Released at this year’s NAMM conference, Fender’s new line of stompboxes has pricked the ears of the majority of players. While the company’s chief competition flounders in a mire of its own mistakes, Fender has done well these last few years to keep their eyes on the prize and not put out anything that could be misconstrued as too great a risk. Aiming their gaze at the floor at this point might seem like the widest swing they’ve chanced in a while, but this determination to avoid the fate of their peer seems to have driven a range of pedals that is very much up to the challenge of what has become a particularly saturated market. Of all the pedals in this new line, the overdrive is by far the one with the fiercest and most convoluted competition.

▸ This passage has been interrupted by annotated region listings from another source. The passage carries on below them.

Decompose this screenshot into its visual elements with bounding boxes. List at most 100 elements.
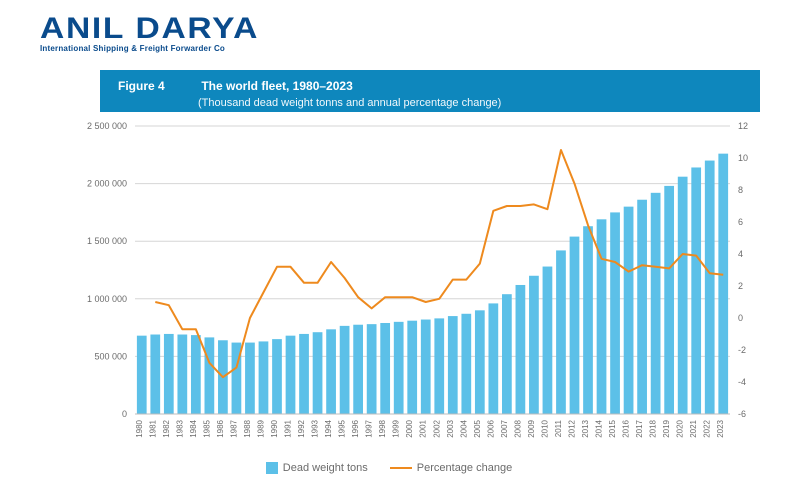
legend-item: Percentage change [390, 462, 512, 474]
svg-text:1999: 1999 [392, 419, 401, 437]
bar [137, 336, 147, 414]
bar [637, 200, 647, 414]
bar [164, 334, 174, 414]
svg-text:2 000 000: 2 000 000 [87, 179, 127, 189]
svg-text:2014: 2014 [595, 419, 604, 437]
svg-text:10: 10 [738, 153, 748, 163]
svg-text:2008: 2008 [513, 419, 522, 437]
bar [610, 212, 620, 414]
svg-text:1989: 1989 [256, 419, 265, 437]
bar [434, 318, 444, 414]
svg-text:2009: 2009 [527, 419, 536, 437]
svg-text:500 000: 500 000 [94, 351, 127, 361]
bar [299, 334, 309, 414]
svg-text:1985: 1985 [202, 419, 211, 437]
bar [461, 314, 471, 414]
svg-text:2017: 2017 [635, 419, 644, 437]
svg-text:2005: 2005 [473, 419, 482, 437]
svg-text:-4: -4 [738, 377, 746, 387]
bar [205, 337, 215, 414]
bar [448, 316, 458, 414]
bar [380, 323, 390, 414]
svg-text:1993: 1993 [311, 419, 320, 437]
bar [529, 276, 539, 414]
bar [353, 325, 363, 414]
svg-text:1997: 1997 [365, 419, 374, 437]
svg-text:2010: 2010 [540, 419, 549, 437]
svg-text:1987: 1987 [229, 419, 238, 437]
svg-text:1983: 1983 [175, 419, 184, 437]
svg-text:1982: 1982 [162, 419, 171, 437]
svg-text:-2: -2 [738, 345, 746, 355]
bar [502, 294, 512, 414]
bar [286, 336, 296, 414]
svg-text:1 000 000: 1 000 000 [87, 294, 127, 304]
svg-text:2001: 2001 [419, 419, 428, 437]
svg-text:1995: 1995 [338, 419, 347, 437]
svg-text:4: 4 [738, 249, 743, 259]
bar [570, 237, 580, 414]
svg-text:1998: 1998 [378, 419, 387, 437]
svg-text:2016: 2016 [622, 419, 631, 437]
bar [394, 322, 404, 414]
svg-text:2007: 2007 [500, 419, 509, 437]
svg-text:2019: 2019 [662, 419, 671, 437]
bar [245, 343, 255, 414]
svg-text:1991: 1991 [284, 419, 293, 437]
svg-text:2022: 2022 [703, 419, 712, 437]
svg-text:2002: 2002 [432, 419, 441, 437]
bar [475, 310, 485, 414]
bar [326, 329, 336, 414]
bar [624, 207, 634, 414]
svg-text:2003: 2003 [446, 419, 455, 437]
svg-text:2018: 2018 [649, 419, 658, 437]
svg-text:1980: 1980 [135, 419, 144, 437]
bar [556, 250, 566, 414]
bar [583, 226, 593, 414]
bar [651, 193, 661, 414]
bar [272, 339, 282, 414]
bar [543, 267, 553, 414]
svg-text:2006: 2006 [486, 419, 495, 437]
svg-text:2020: 2020 [676, 419, 685, 437]
svg-text:1990: 1990 [270, 419, 279, 437]
svg-text:6: 6 [738, 217, 743, 227]
bar [313, 332, 323, 414]
svg-text:1986: 1986 [216, 419, 225, 437]
svg-text:2000: 2000 [405, 419, 414, 437]
svg-text:1996: 1996 [351, 419, 360, 437]
bar [367, 324, 377, 414]
bar [664, 186, 674, 414]
svg-text:2013: 2013 [581, 419, 590, 437]
svg-text:2011: 2011 [554, 419, 563, 437]
svg-text:2: 2 [738, 281, 743, 291]
svg-text:8: 8 [738, 185, 743, 195]
chart-legend: Dead weight tons Percentage change [0, 462, 800, 474]
bar [516, 285, 526, 414]
svg-text:2015: 2015 [608, 419, 617, 437]
bar [488, 303, 498, 414]
svg-text:1 500 000: 1 500 000 [87, 236, 127, 246]
bar [691, 167, 701, 414]
svg-text:1981: 1981 [148, 419, 157, 437]
svg-text:0: 0 [122, 409, 127, 419]
bar [678, 177, 688, 414]
svg-text:2 500 000: 2 500 000 [87, 121, 127, 131]
svg-text:2004: 2004 [459, 419, 468, 437]
legend-item: Dead weight tons [266, 462, 368, 474]
svg-text:1988: 1988 [243, 419, 252, 437]
bar [259, 341, 269, 414]
svg-text:1994: 1994 [324, 419, 333, 437]
svg-text:-6: -6 [738, 409, 746, 419]
bar [177, 335, 187, 414]
bar [421, 320, 431, 414]
bar [191, 335, 201, 414]
svg-text:1984: 1984 [189, 419, 198, 437]
chart-canvas: 0 500 000 1 000 000 1 500 000 2 000 000 2 500… [0, 0, 800, 460]
bar [407, 321, 417, 414]
bar [340, 326, 350, 414]
svg-text:0: 0 [738, 313, 743, 323]
bar [705, 161, 715, 414]
svg-text:2021: 2021 [689, 419, 698, 437]
svg-text:2012: 2012 [567, 419, 576, 437]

The Santa Ana Overdrive is every bit the working players’ pedal. The whole line comes in a roomy but stylish folded steel chassis that is finished off nicely by blue slivers of LED atop the knobs. Candy Apple Red in appearance, it is simultaneously one of the simpler yet more flexible drives I’ve tried in a long time. I personally have a lot of time for twin pedals, and the fact that you can change the order of boost-into-drive or vice versa is always a massive boon. It allows you to fully explore the tone-stacking options by driving one side harder with the other, meaning there is much more tone on tap than even the most tricked up single stomper. As with all ODs, the only thing you really need to know is what the clip is like and this is where I was most impressed. With the Tone knob at noon and the front end hammered, it has all the crystalline chime of an OCD or a dimed AC30; however, at the bottom of the dial it’s as clean a boost as they come. You can even dial in that horrible 808 mid hump if you’re that way inclined.
Fender is clearly taking care to limit their output to sure things and their batting average is through the roof as a result. The Santa Ana Overdrive is not only one of the more flexible examples now on the market, but it is as close as you’ll get to that classic dirt sound no matter whose ears you’re listening with.